The same pattern works for salaries: bucket employees.salary into bands and immediately see where most of the headcount sits.

SELECT
  WIDTH_BUCKET(salary, 30000, 150000, 6) AS band,
  dept,
  COUNT(*) AS headcount
FROM employees
GROUP BY band, dept
ORDER BY band, dept;

WIDTH_BUCKET vs NTILE

These two are easy to confuse, but they split data along different axes:

WIDTH_BUCKET cuts the value axis into equal-width segments. Buckets may be empty or overflowing, and that is fine, because the shape of the distribution is exactly what you want to see.
NTILE(n) cuts the row set into n groups of roughly equal size (quantiles). Interval widths float, but each group holds about the same number of rows.

Reach for WIDTH_BUCKET when fixed thresholds matter ("orders 0-100, 100-200...").
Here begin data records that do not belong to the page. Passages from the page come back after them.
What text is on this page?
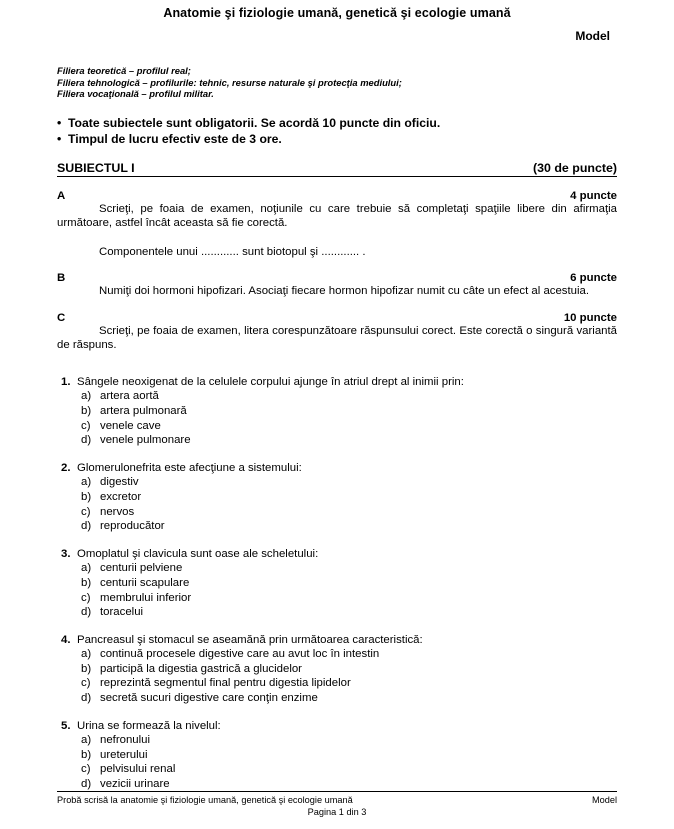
Anatomie şi fiziologie umană, genetică şi ecologie umană
Model
Filiera teoretică – profilul real;
Filiera tehnologică – profilurile: tehnic, resurse naturale şi protecţia mediului;
Filiera vocaţională – profilul militar.
• Toate subiectele sunt obligatorii. Se acordă 10 puncte din oficiu.
• Timpul de lucru efectiv este de 3 ore.
SUBIECTUL I	(30 de puncte)
A	4 puncte
Scrieţi, pe foaia de examen, noţiunile cu care trebuie să completaţi spaţiile libere din afirmaţia următoare, astfel încât aceasta să fie corectă.
Componentele unui ............ sunt biotopul şi ............ .
B	6 puncte
Numiţi doi hormoni hipofizari. Asociaţi fiecare hormon hipofizar numit cu câte un efect al acestuia.
C	10 puncte
Scrieţi, pe foaia de examen, litera corespunzătoare răspunsului corect. Este corectă o singură variantă de răspuns.
1. Sângele neoxigenat de la celulele corpului ajunge în atriul drept al inimii prin:
a) artera aortă
b) artera pulmonară
c) venele cave
d) venele pulmonare
2. Glomerulonefrita este afecţiune a sistemului:
a) digestiv
b) excretor
c) nervos
d) reproducător
3. Omoplatul şi clavicula sunt oase ale scheletului:
a) centurii pelviene
b) centurii scapulare
c) membrului inferior
d) toracelui
4. Pancreasul şi stomacul se aseamănă prin următoarea caracteristică:
a) continuă procesele digestive care au avut loc în intestin
b) participă la digestia gastrică a glucidelor
c) reprezintă segmentul final pentru digestia lipidelor
d) secretă sucuri digestive care conţin enzime
5. Urina se formează la nivelul:
a) nefronului
b) ureterului
c) pelvisului renal
d) vezicii urinare
Probă scrisă la anatomie şi fiziologie umană, genetică şi ecologie umană	Model
Pagina 1 din 3
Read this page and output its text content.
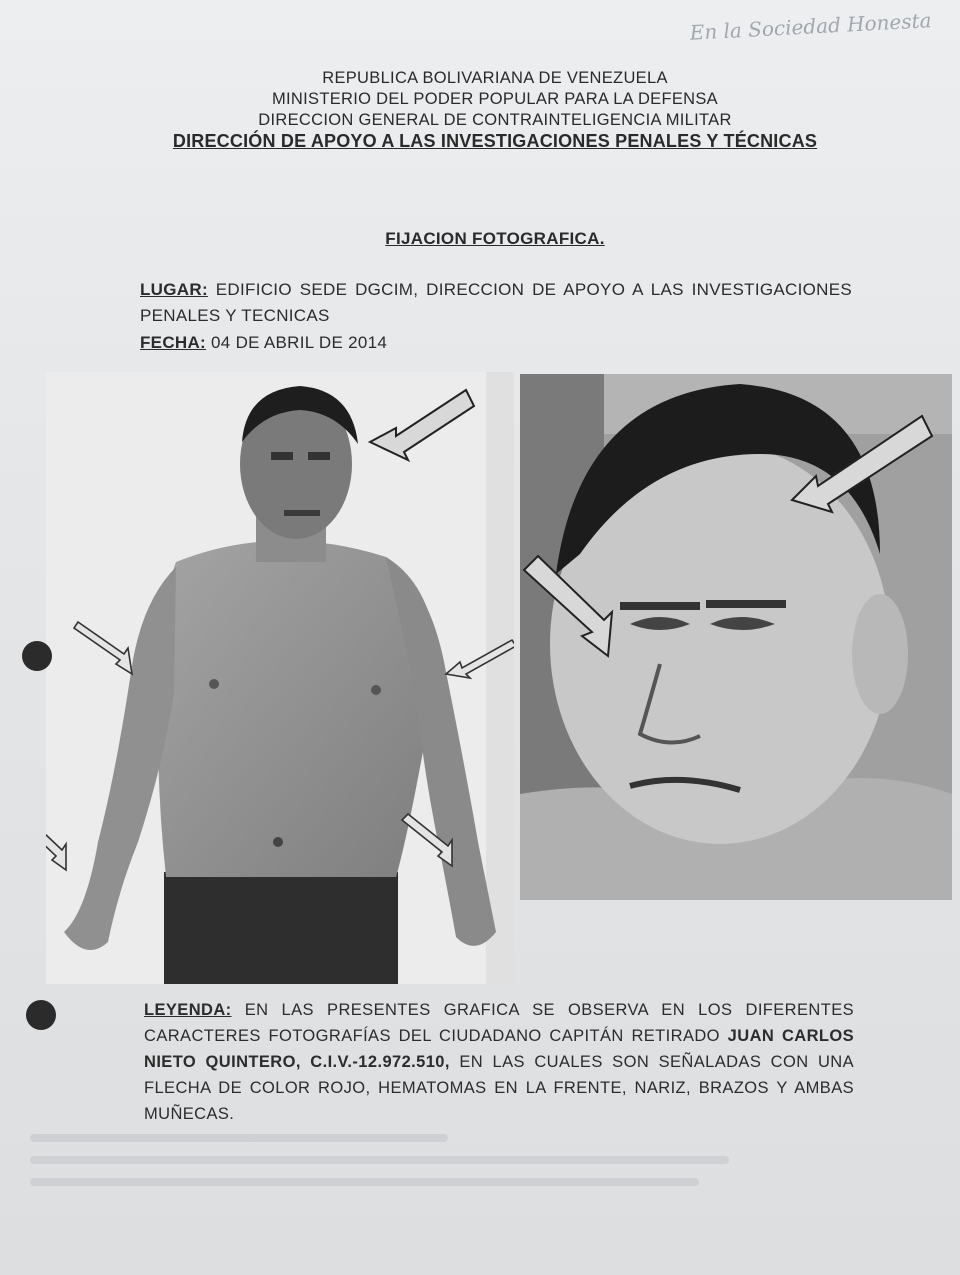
En la Sociedad Honesta
REPUBLICA BOLIVARIANA DE VENEZUELA
MINISTERIO DEL PODER POPULAR PARA LA DEFENSA
DIRECCION GENERAL DE CONTRAINTELIGENCIA MILITAR
DIRECCIÓN DE APOYO A LAS INVESTIGACIONES PENALES Y TÉCNICAS
FIJACION FOTOGRAFICA.
LUGAR: EDIFICIO SEDE DGCIM, DIRECCION DE APOYO A LAS INVESTIGACIONES PENALES Y TECNICAS
FECHA: 04 DE ABRIL DE 2014
LEYENDA: EN LAS PRESENTES GRAFICA SE OBSERVA EN LOS DIFERENTES CARACTERES FOTOGRAFÍAS DEL CIUDADANO CAPITÁN RETIRADO JUAN CARLOS NIETO QUINTERO, C.I.V.-12.972.510, EN LAS CUALES SON SEÑALADAS CON UNA FLECHA DE COLOR ROJO, HEMATOMAS EN LA FRENTE, NARIZ, BRAZOS Y AMBAS MUÑECAS.
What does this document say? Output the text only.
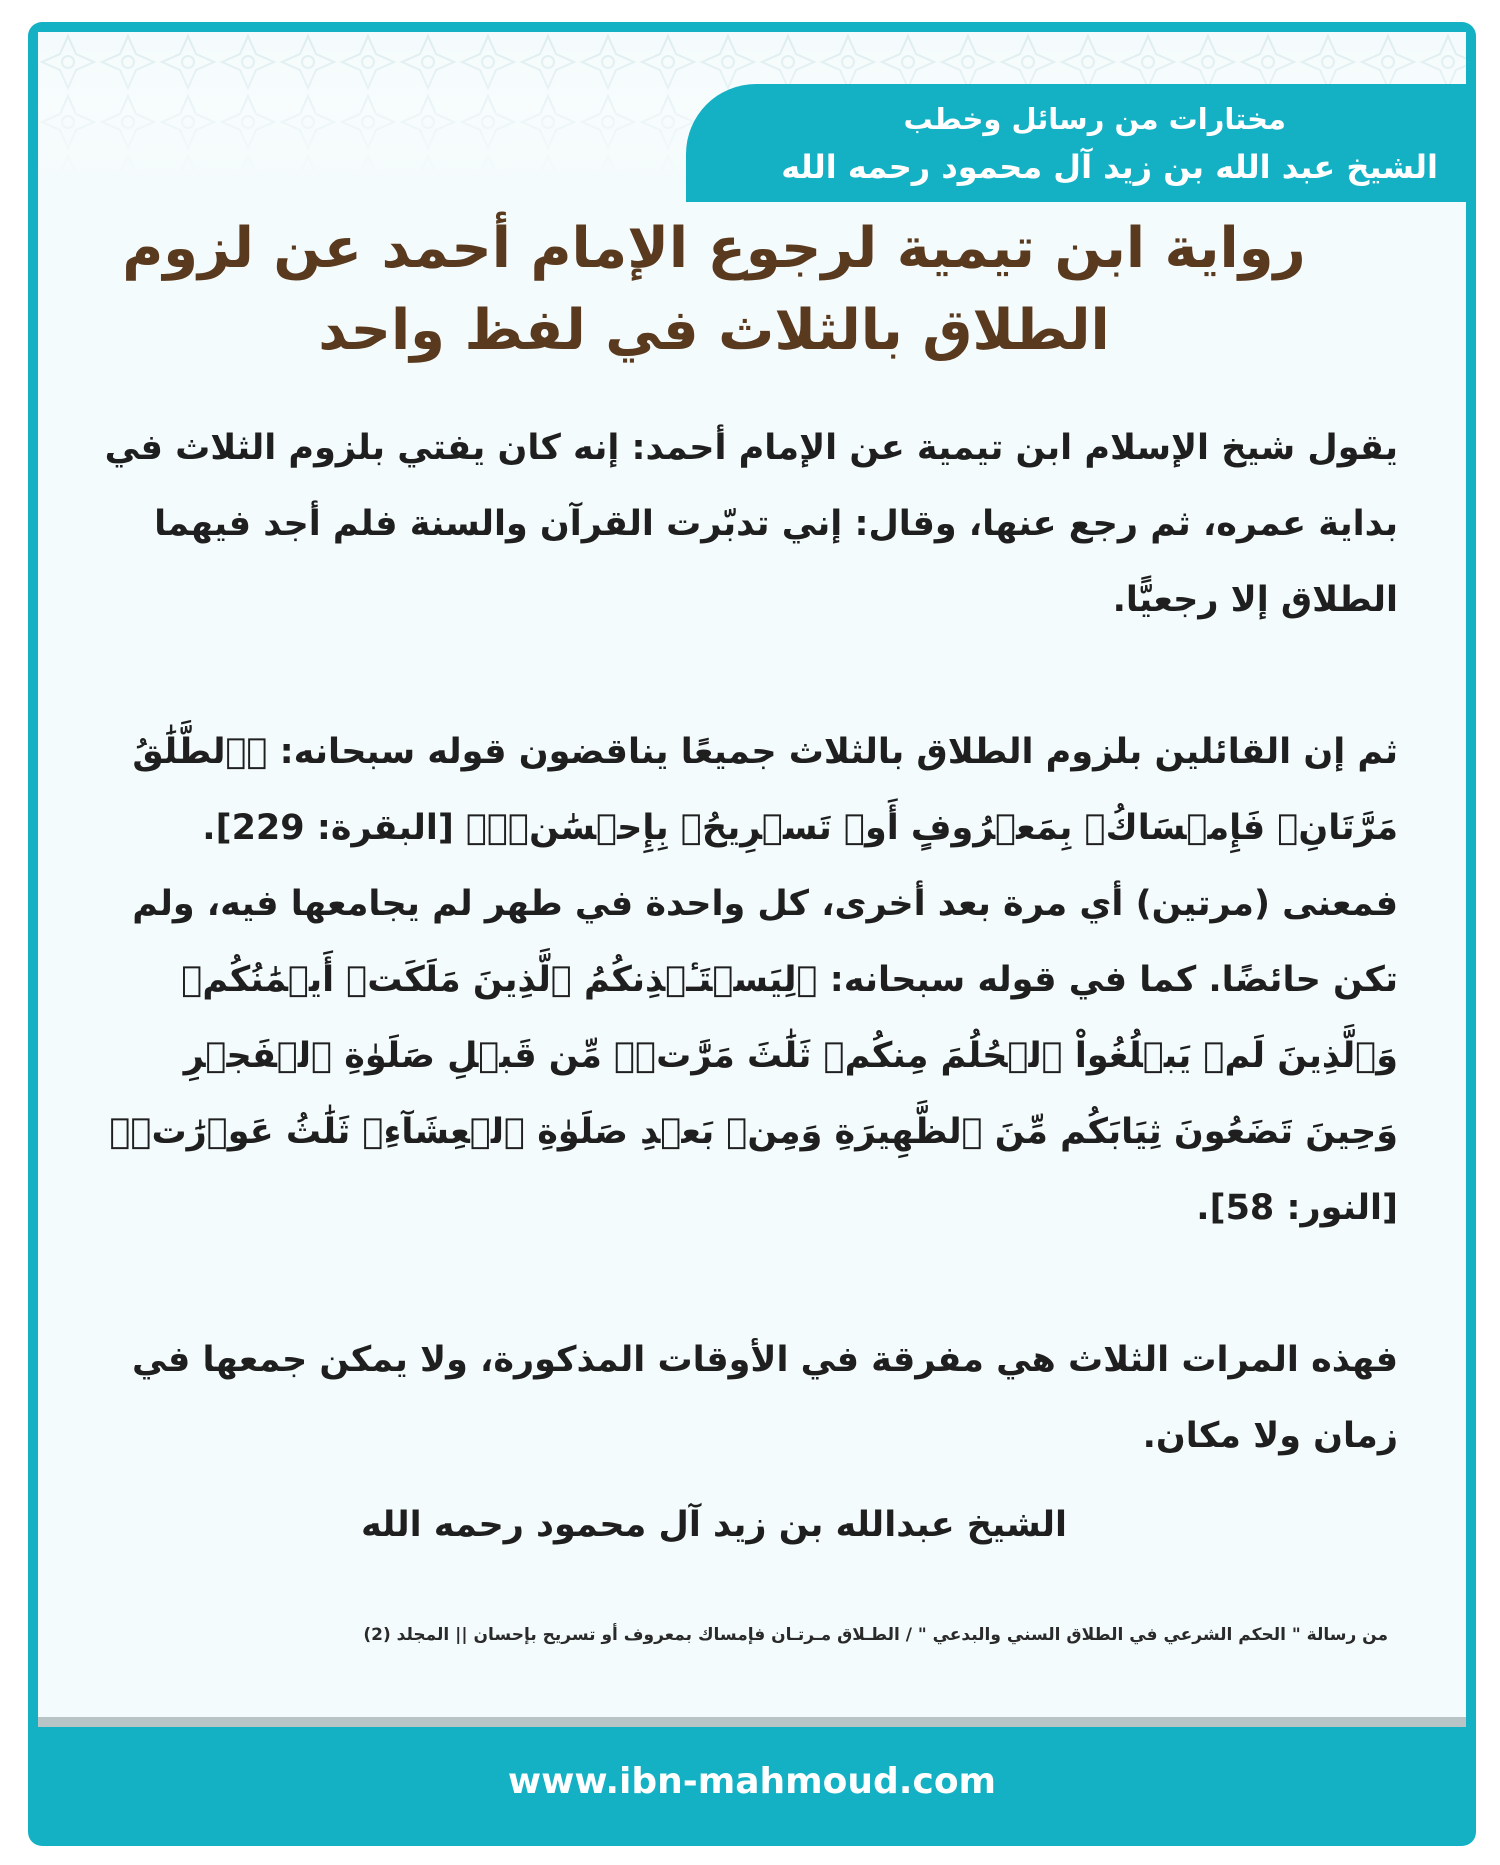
مختارات من رسائل وخطب
الشيخ عبد الله بن زيد آل محمود رحمه الله
رواية ابن تيمية لرجوع الإمام أحمد عن لزوم
الطلاق بالثلاث في لفظ واحد

يقول شيخ الإسلام ابن تيمية عن الإمام أحمد: إنه كان يفتي بلزوم الثلاث في بداية عمره، ثم رجع عنها، وقال: إني تدبّرت القرآن والسنة فلم أجد فيهما الطلاق إلا رجعيًّا.

ثم إن القائلين بلزوم الطلاق بالثلاث جميعًا يناقضون قوله سبحانه: ﴿ٱلطَّلَٰقُ مَرَّتَانِۖ فَإِمۡسَاكُۢ بِمَعۡرُوفٍ أَوۡ تَسۡرِيحُۢ بِإِحۡسَٰنٖۗ﴾ [البقرة: 229]. فمعنى (مرتين) أي مرة بعد أخرى، كل واحدة في طهر لم يجامعها فيه، ولم تكن حائضًا. كما في قوله سبحانه: ﴿لِيَسۡتَـٔۡذِنكُمُ ٱلَّذِينَ مَلَكَتۡ أَيۡمَٰنُكُمۡ وَٱلَّذِينَ لَمۡ يَبۡلُغُواْ ٱلۡحُلُمَ مِنكُمۡ ثَلَٰثَ مَرَّٰتٖۚ مِّن قَبۡلِ صَلَوٰةِ ٱلۡفَجۡرِ وَحِينَ تَضَعُونَ ثِيَابَكُم مِّنَ ٱلظَّهِيرَةِ وَمِنۢ بَعۡدِ صَلَوٰةِ ٱلۡعِشَآءِۚ ثَلَٰثُ عَوۡرَٰتٖ﴾ [النور: 58].

فهذه المرات الثلاث هي مفرقة في الأوقات المذكورة، ولا يمكن جمعها في زمان ولا مكان.

الشيخ عبدالله بن زيد آل محمود رحمه الله
من رسالة " الحكم الشرعي في الطلاق السني والبدعي " / الطـلاق مـرتـان فإمساك بمعروف أو تسريح بإحسان || المجلد (2)
www.ibn-mahmoud.com
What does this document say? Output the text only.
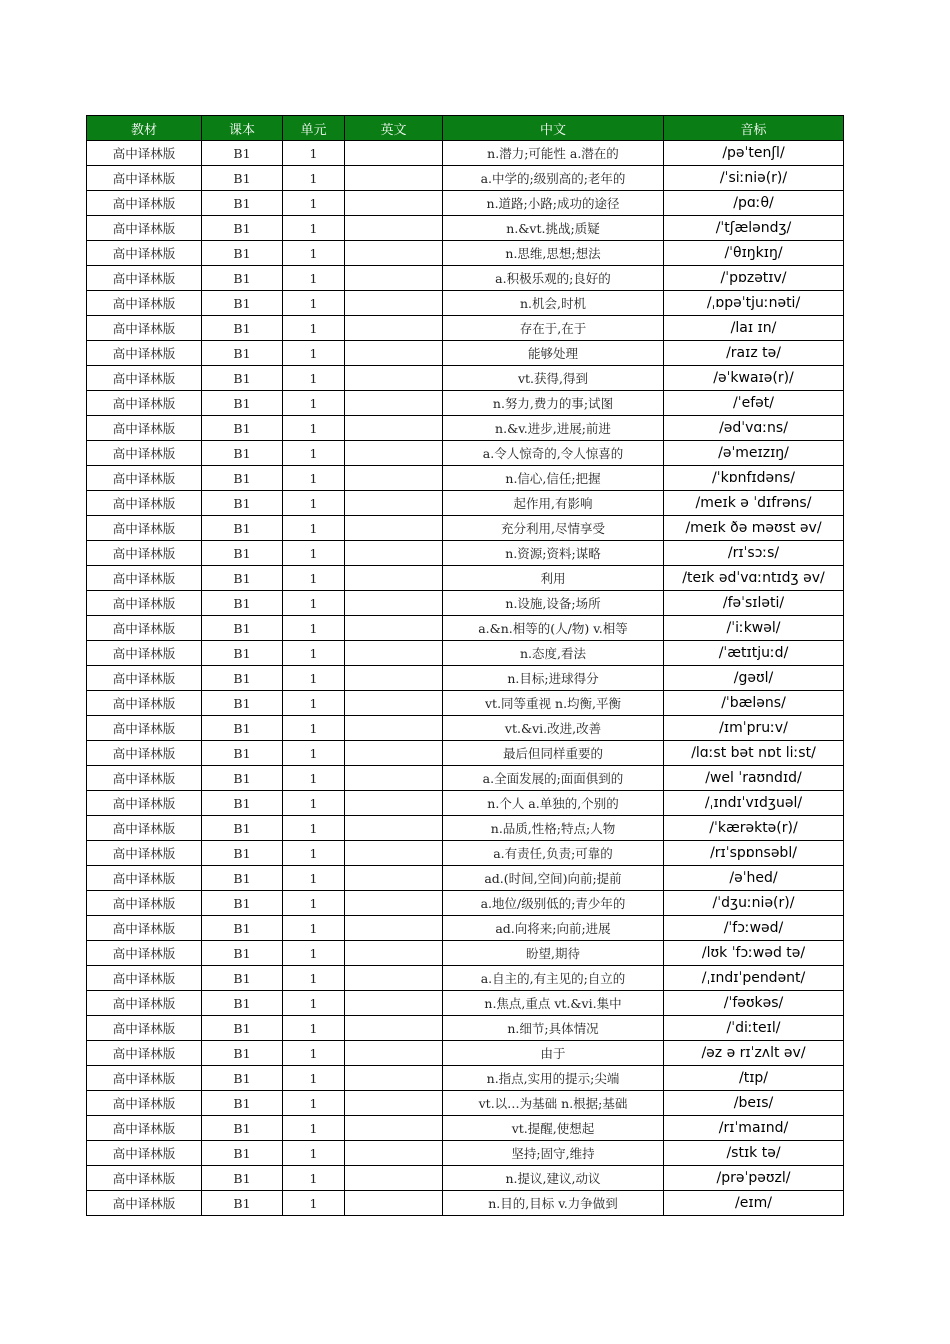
教材	课本	单元	英文	中文	音标
高中译林版	B1	1		n.潜力;可能性 a.潜在的	/pəˈtenʃl/
高中译林版	B1	1		a.中学的;级别高的;老年的	/ˈsiːniə(r)/
高中译林版	B1	1		n.道路;小路;成功的途径	/pɑːθ/
高中译林版	B1	1		n.&vt.挑战;质疑	/ˈtʃæləndʒ/
高中译林版	B1	1		n.思维,思想;想法	/ˈθɪŋkɪŋ/
高中译林版	B1	1		a.积极乐观的;良好的	/ˈpɒzətɪv/
高中译林版	B1	1		n.机会,时机	/ˌɒpəˈtjuːnəti/
高中译林版	B1	1		存在于,在于	/laɪ ɪn/
高中译林版	B1	1		能够处理	/raɪz tə/
高中译林版	B1	1		vt.获得,得到	/əˈkwaɪə(r)/
高中译林版	B1	1		n.努力,费力的事;试图	/ˈefət/
高中译林版	B1	1		n.&v.进步,进展;前进	/ədˈvɑːns/
高中译林版	B1	1		a.令人惊奇的,令人惊喜的	/əˈmeɪzɪŋ/
高中译林版	B1	1		n.信心,信任;把握	/ˈkɒnfɪdəns/
高中译林版	B1	1		起作用,有影响	/meɪk ə ˈdɪfrəns/
高中译林版	B1	1		充分利用,尽情享受	/meɪk ðə məʊst əv/
高中译林版	B1	1		n.资源;资料;谋略	/rɪˈsɔːs/
高中译林版	B1	1		利用	/teɪk ədˈvɑːntɪdʒ əv/
高中译林版	B1	1		n.设施,设备;场所	/fəˈsɪləti/
高中译林版	B1	1		a.&n.相等的(人/物) v.相等	/ˈiːkwəl/
高中译林版	B1	1		n.态度,看法	/ˈætɪtjuːd/
高中译林版	B1	1		n.目标;进球得分	/gəʊl/
高中译林版	B1	1		vt.同等重视 n.均衡,平衡	/ˈbæləns/
高中译林版	B1	1		vt.&vi.改进,改善	/ɪmˈpruːv/
高中译林版	B1	1		最后但同样重要的	/lɑːst bət nɒt liːst/
高中译林版	B1	1		a.全面发展的;面面俱到的	/wel ˈraʊndɪd/
高中译林版	B1	1		n.个人 a.单独的,个别的	/ˌɪndɪˈvɪdʒuəl/
高中译林版	B1	1		n.品质,性格;特点;人物	/ˈkærəktə(r)/
高中译林版	B1	1		a.有责任,负责;可靠的	/rɪˈspɒnsəbl/
高中译林版	B1	1		ad.(时间,空间)向前;提前	/əˈhed/
高中译林版	B1	1		a.地位/级别低的;青少年的	/ˈdʒuːniə(r)/
高中译林版	B1	1		ad.向将来;向前;进展	/ˈfɔːwəd/
高中译林版	B1	1		盼望,期待	/lʊk ˈfɔːwəd tə/
高中译林版	B1	1		a.自主的,有主见的;自立的	/ˌɪndɪˈpendənt/
高中译林版	B1	1		n.焦点,重点 vt.&vi.集中	/ˈfəʊkəs/
高中译林版	B1	1		n.细节;具体情况	/ˈdiːteɪl/
高中译林版	B1	1		由于	/əz ə rɪˈzʌlt əv/
高中译林版	B1	1		n.指点,实用的提示;尖端	/tɪp/
高中译林版	B1	1		vt.以…为基础 n.根据;基础	/beɪs/
高中译林版	B1	1		vt.提醒,使想起	/rɪˈmaɪnd/
高中译林版	B1	1		坚持;固守,维持	/stɪk tə/
高中译林版	B1	1		n.提议,建议,动议	/prəˈpəʊzl/
高中译林版	B1	1		n.目的,目标 v.力争做到	/eɪm/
Reach for NTILE when you need percentiles ("top 10% of customers by spend"):

SELECT
  user_id,
  SUM(amount) AS lifetime,
  NTILE(4) OVER (ORDER BY SUM(amount)) AS quartile
FROM orders
GROUP BY user_id;

Gotcha: bounds and NULLs

A few traps that burn people:

The upper bound is exclusive. Exactly WIDTH_BUCKET(100, 0, 100, 10) returns 11, not 10. To pull the maximum into the last real bucket, widen the upper limit or use LEAST(amount, 999.99).
A NULL input yields a NULL output, so those rows drop out of the distribution. Filter them explicitly or fold them in with COALESCE.
You can pass the bounds reversed (upper < lower), which flips the numbering so buckets count downward. That is rarely what you want, so double-check the order.

Differences across engines

PostgreSQL and Oracle support the four-argument WIDTH_BUCKET directly.
MySQL has no WIDTH_BUCKET. Emulate it with arithmetic: FLOOR((amount - 0) / 100) + 1, and handle underflow and overflow by hand.
ClickHouse offers roundDown(amount, [0, 100, 200, ...]) and plain floor(amount / 100) for the same effect.

The golden rule: pin min, max, and the bucket count as deliberate business thresholds rather than fitting them to the current data, otherwise two neighboring reports stop being comparable.